Overview
Distributed SQL Query Engine Presto enables us for running interactive analytic queries and Hive enables for running batch processing against data sources of all sizes ranging from gigabytes to petabytes. Presto allows querying data in Hive MetaStore. Hive is optimized for query throughput, while Presto is optimized for latency
Hive have Pull Data Processing Modelling whereas Presto has Push Data Processing Models like traditional DBMS Implementations.
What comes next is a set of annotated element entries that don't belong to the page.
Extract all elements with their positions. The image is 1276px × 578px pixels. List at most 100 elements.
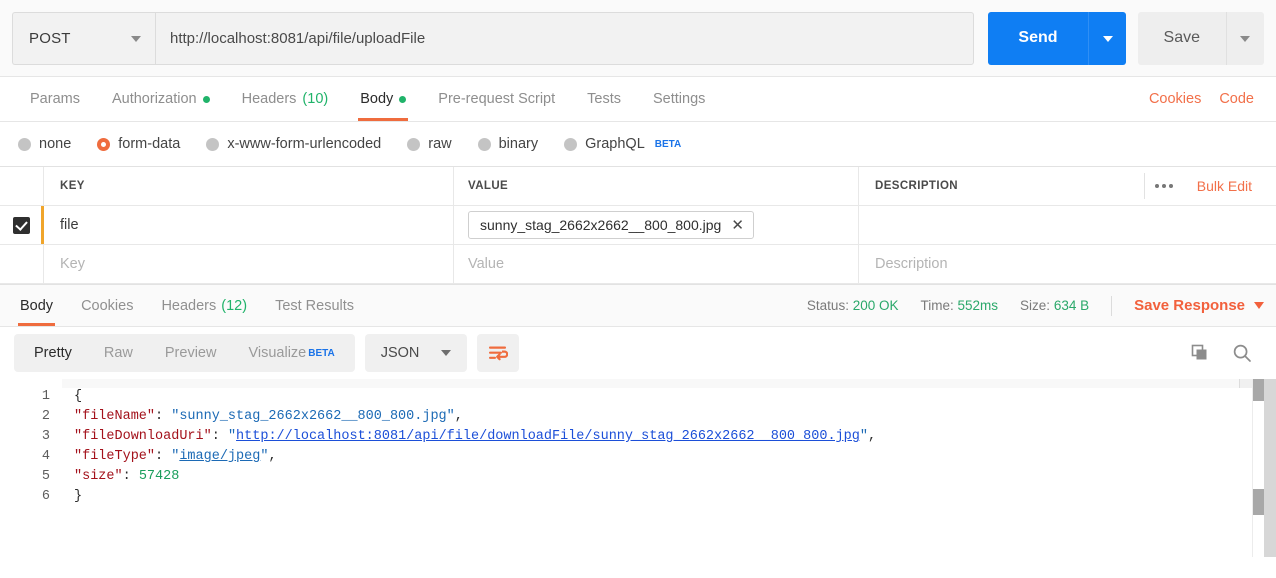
search-glyph xyxy=(1233,344,1251,362)
json-value-size: 57428 xyxy=(138,469,180,484)
bulk-edit-link[interactable]: Bulk Edit xyxy=(1197,178,1260,194)
body-type-radio-group: none form-data x-www-form-urlencoded raw… xyxy=(0,122,1276,166)
tab-label: Headers xyxy=(161,297,217,314)
line-number: 6 xyxy=(41,489,50,504)
size-readout: Size: 634 B xyxy=(1020,298,1089,313)
tab-headers[interactable]: Headers (10) xyxy=(226,77,345,121)
view-mode-preview[interactable]: Preview xyxy=(149,338,233,368)
save-button[interactable]: Save xyxy=(1137,11,1226,65)
body-type-binary[interactable]: binary xyxy=(477,136,538,152)
response-tab-test-results[interactable]: Test Results xyxy=(261,285,368,326)
radio-label: x-www-form-urlencoded xyxy=(227,136,382,152)
body-type-none[interactable]: none xyxy=(18,136,71,152)
json-value-filedownloaduri[interactable]: http://localhost:8081/api/file/downloadF… xyxy=(236,429,860,444)
tab-label: Tests xyxy=(587,91,621,107)
http-method-label: POST xyxy=(29,29,71,47)
size-label: Size: xyxy=(1020,298,1051,313)
time-label: Time: xyxy=(920,298,954,313)
row-checkbox-cell xyxy=(0,206,44,244)
row-key-cell[interactable]: file xyxy=(44,206,454,244)
time-readout: Time: 552ms xyxy=(921,298,999,313)
json-close-brace: } xyxy=(74,489,83,504)
json-value-filename: "sunny_stag_2662x2662__800_800.jpg" xyxy=(171,409,455,424)
response-tab-headers[interactable]: Headers (12) xyxy=(147,285,261,326)
description-placeholder: Description xyxy=(875,256,948,272)
save-response-label: Save Response xyxy=(1134,297,1245,314)
save-options-button[interactable] xyxy=(1226,11,1264,65)
chevron-down-icon xyxy=(131,36,141,42)
table-placeholder-row: Key Value Description xyxy=(0,245,1276,284)
tab-pre-request-script[interactable]: Pre-request Script xyxy=(422,77,571,121)
header-value-cell: VALUE xyxy=(454,167,859,205)
json-value-filetype: image/jpeg xyxy=(179,449,261,464)
http-method-dropdown[interactable]: POST xyxy=(12,11,155,65)
tab-label: Body xyxy=(360,91,394,107)
word-wrap-glyph xyxy=(489,346,509,361)
copy-icon[interactable] xyxy=(1190,343,1210,363)
send-options-button[interactable] xyxy=(1087,11,1126,65)
view-mode-pretty[interactable]: Pretty xyxy=(18,338,88,368)
search-icon[interactable] xyxy=(1232,343,1252,363)
horizontal-scrollbar-thumb[interactable] xyxy=(62,379,1240,388)
send-button[interactable]: Send xyxy=(988,11,1088,65)
line-number: 5 xyxy=(41,469,50,484)
tab-authorization[interactable]: Authorization xyxy=(96,77,226,121)
radio-label: raw xyxy=(428,136,452,152)
status-dot-icon xyxy=(399,95,407,103)
response-tab-bar: Body Cookies Headers (12) Test Results S… xyxy=(0,284,1276,327)
status-readout: Status: 200 OK xyxy=(807,298,899,313)
more-options-icon[interactable] xyxy=(1143,173,1183,199)
save-response-button[interactable]: Save Response xyxy=(1134,297,1264,314)
body-type-x-www-form-urlencoded[interactable]: x-www-form-urlencoded xyxy=(206,136,381,152)
horizontal-scrollbar[interactable] xyxy=(62,379,1264,388)
tab-body[interactable]: Body xyxy=(344,77,422,121)
placeholder-key-cell[interactable]: Key xyxy=(44,245,454,283)
line-number: 1 xyxy=(41,389,50,404)
response-tab-body[interactable]: Body xyxy=(6,285,67,326)
tab-params[interactable]: Params xyxy=(14,77,96,121)
radio-icon xyxy=(18,137,31,151)
response-tab-cookies[interactable]: Cookies xyxy=(67,285,147,326)
response-body-code-viewer: 1 2 3 4 5 6 { "fileName": "sunny_stag_2662x26… xyxy=(0,379,1276,557)
divider xyxy=(1111,295,1113,316)
response-format-dropdown[interactable]: JSON xyxy=(364,334,468,372)
line-number: 2 xyxy=(41,409,50,424)
save-button-group: Save xyxy=(1137,11,1264,65)
body-type-graphql[interactable]: GraphQL BETA xyxy=(564,136,681,152)
file-name: sunny_stag_2662x2662__800_800.jpg xyxy=(480,217,722,233)
tab-label: Test Results xyxy=(275,297,355,314)
column-header-value: VALUE xyxy=(468,180,509,192)
remove-file-icon[interactable]: ✕ xyxy=(731,218,744,233)
line-number-gutter: 1 2 3 4 5 6 xyxy=(0,379,62,557)
radio-label: none xyxy=(39,136,72,152)
word-wrap-icon[interactable] xyxy=(477,334,520,372)
tab-label: Headers xyxy=(241,91,297,107)
response-toolbar-actions xyxy=(1190,343,1262,363)
view-mode-raw[interactable]: Raw xyxy=(88,338,149,368)
key-placeholder: Key xyxy=(60,256,85,272)
row-checkbox[interactable] xyxy=(13,216,30,234)
url-input[interactable]: http://localhost:8081/api/file/uploadFil… xyxy=(155,11,975,65)
code-content-column[interactable]: { "fileName": "sunny_stag_2662x2662__800… xyxy=(62,379,1276,557)
radio-label: form-data xyxy=(118,136,181,152)
file-chip[interactable]: sunny_stag_2662x2662__800_800.jpg ✕ xyxy=(468,211,754,239)
request-tabs: Params Authorization Headers (10) Body P… xyxy=(0,77,1276,122)
placeholder-value-cell[interactable]: Value xyxy=(454,245,859,283)
line-number: 3 xyxy=(41,429,50,444)
cookies-link[interactable]: Cookies xyxy=(1149,91,1201,107)
chevron-down-icon xyxy=(1102,36,1113,42)
tab-tests[interactable]: Tests xyxy=(571,77,637,121)
row-key-value: file xyxy=(60,217,79,233)
body-type-form-data[interactable]: form-data xyxy=(97,136,180,152)
body-type-raw[interactable]: raw xyxy=(407,136,452,152)
vertical-scrollbar[interactable] xyxy=(1252,379,1265,557)
row-description-cell[interactable] xyxy=(859,206,1276,244)
code-link[interactable]: Code xyxy=(1219,91,1254,107)
response-format-label: JSON xyxy=(380,345,420,361)
view-mode-visualize[interactable]: Visualize BETA xyxy=(232,338,350,368)
panel-edge-scrollbar[interactable] xyxy=(1264,379,1276,557)
placeholder-description-cell[interactable]: Description xyxy=(859,245,1276,283)
row-value-cell[interactable]: sunny_stag_2662x2662__800_800.jpg ✕ xyxy=(454,206,859,244)
tab-settings[interactable]: Settings xyxy=(637,77,721,121)
tab-label: Pre-request Script xyxy=(438,91,556,107)
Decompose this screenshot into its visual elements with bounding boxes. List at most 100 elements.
Presto has Memory Limitation for Query Tasks and Running Daily /Weekly Reports Queries Required a Large Amount of Memory, for which Hive is Best.
Infrastructure Automation Using Ansible and Terraform for Auto Launching, Auto Scaling and Auto Healing of the Presto Cluster and Hive using AWS On-Demand EC2 and AWS Spot Instances.
Problem Statement
-
Client Looking to build Data Processing & Query Platform and Cluster Management for their organization
-
The Customer had large DataSets on Remote Storage and want to use Presto for Data Discovery and Apache Hive, Tez For ETL Jobs.
-
Presently, using AWS Cloud but looking to do Infrastructure Automation for Cluster Management and Deployment for Presto and Hive using AWS Spot Instances.
Solution Offered
We offered Solution for Data Processing & Query Platform with Infrastructure Automation -
-
Greatly simplifies, speeds up and scales Big Data Analytics workloads.
-
It processes your data from external storage using fast execution engines like Presto and Hive.
-
Run large and complex queries.
-
Cost effective as it uses AWS spot instances as default and heals the cluster if cluster scale is smaller than the minimum cluster size.
-
It automatically scales up and down the cluster according to the CPU load.